Desperate sellers are giving their houses away
Florida Housing Crash, The Economy, Real Estate September 2nd, 2008
More signs that the real estate crash is far from over. This from the New York Times:
Homeowners are struggling nationwide. But here in South Florida, the reversal of fortune has been especially severe, scrambling the psychology of a community that has historically treated real estate as a game of how-rich-can-you-get.
Overdeveloped and still building, this remains a place where conversations about the market are sugared with a rush of dreams and speculation. Now, though, people start with “if only I had sold when,” rather than “I should have bought.”

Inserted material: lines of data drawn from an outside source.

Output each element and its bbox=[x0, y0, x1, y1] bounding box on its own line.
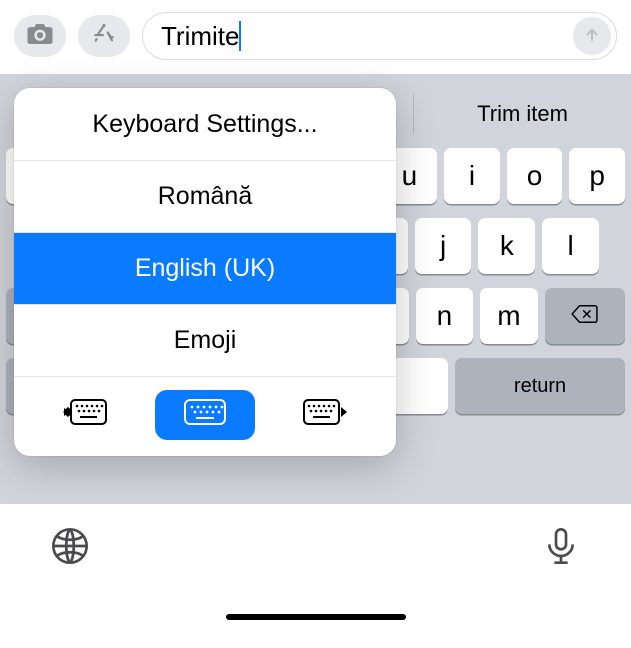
keyboard-dock-right-icon bbox=[301, 397, 347, 432]
microphone-icon bbox=[541, 553, 581, 570]
key-p[interactable]: p bbox=[569, 148, 625, 204]
menu-lang-romana[interactable]: Română bbox=[14, 160, 396, 232]
key-i[interactable]: i bbox=[444, 148, 500, 204]
arrow-up-icon bbox=[582, 21, 602, 52]
backspace-icon bbox=[570, 300, 600, 332]
key-k[interactable]: k bbox=[478, 218, 535, 274]
keyboard-dock-left-icon bbox=[63, 397, 109, 432]
text-cursor bbox=[239, 21, 241, 51]
menu-lang-emoji[interactable]: Emoji bbox=[14, 304, 396, 376]
bottom-bar bbox=[0, 504, 631, 634]
key-n[interactable]: n bbox=[416, 288, 473, 344]
globe-icon bbox=[50, 553, 90, 570]
dictation-button[interactable] bbox=[541, 526, 581, 571]
camera-icon bbox=[25, 21, 55, 52]
send-button[interactable] bbox=[573, 17, 611, 55]
app-store-icon bbox=[89, 21, 119, 52]
keyboard-icon bbox=[182, 397, 228, 432]
dock-keyboard-left[interactable] bbox=[36, 390, 137, 440]
message-input[interactable]: Trimite bbox=[142, 12, 617, 60]
return-key[interactable]: return bbox=[455, 358, 625, 414]
key-l[interactable]: l bbox=[542, 218, 599, 274]
key-o[interactable]: o bbox=[507, 148, 563, 204]
globe-button[interactable] bbox=[50, 526, 90, 571]
camera-button[interactable] bbox=[14, 15, 66, 57]
apps-button[interactable] bbox=[78, 15, 130, 57]
keyboard-dock-row bbox=[14, 376, 396, 456]
dock-keyboard-center[interactable] bbox=[155, 390, 256, 440]
menu-keyboard-settings[interactable]: Keyboard Settings... bbox=[14, 88, 396, 160]
suggestion-right[interactable]: Trim item bbox=[414, 86, 631, 142]
key-j[interactable]: j bbox=[415, 218, 472, 274]
backspace-key[interactable] bbox=[545, 288, 625, 344]
dock-keyboard-right[interactable] bbox=[273, 390, 374, 440]
keyboard-language-menu: Keyboard Settings... Română English (UK)… bbox=[14, 88, 396, 456]
home-indicator[interactable] bbox=[226, 614, 406, 620]
menu-lang-english-uk[interactable]: English (UK) bbox=[14, 232, 396, 304]
key-m[interactable]: m bbox=[480, 288, 537, 344]
compose-bar: Trimite bbox=[0, 0, 631, 74]
message-input-text: Trimite bbox=[161, 21, 239, 52]
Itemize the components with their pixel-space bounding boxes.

Home values in the Miami area rose reliably for 86 consecutive quarters, or 21 years, according to the Office of Federal Housing Enterprise Oversight. Then last fall, they started dropping.
The declines have been significant. The widely respected Case-Shiller index reported last week that prices of previously owned single-family homes in Miami fell by 28.3 percent over the last year, second only to Las Vegas, where home prices dropped 28.6 percent.
Analysts said it could take another year before the local market stabilizes.
“It flew the highest and the farthest during the boom days, and now it is falling the hardest,” said Michael D. Larson, a real estate analyst with Weiss Research, an investing research firm in Jupiter, Fla.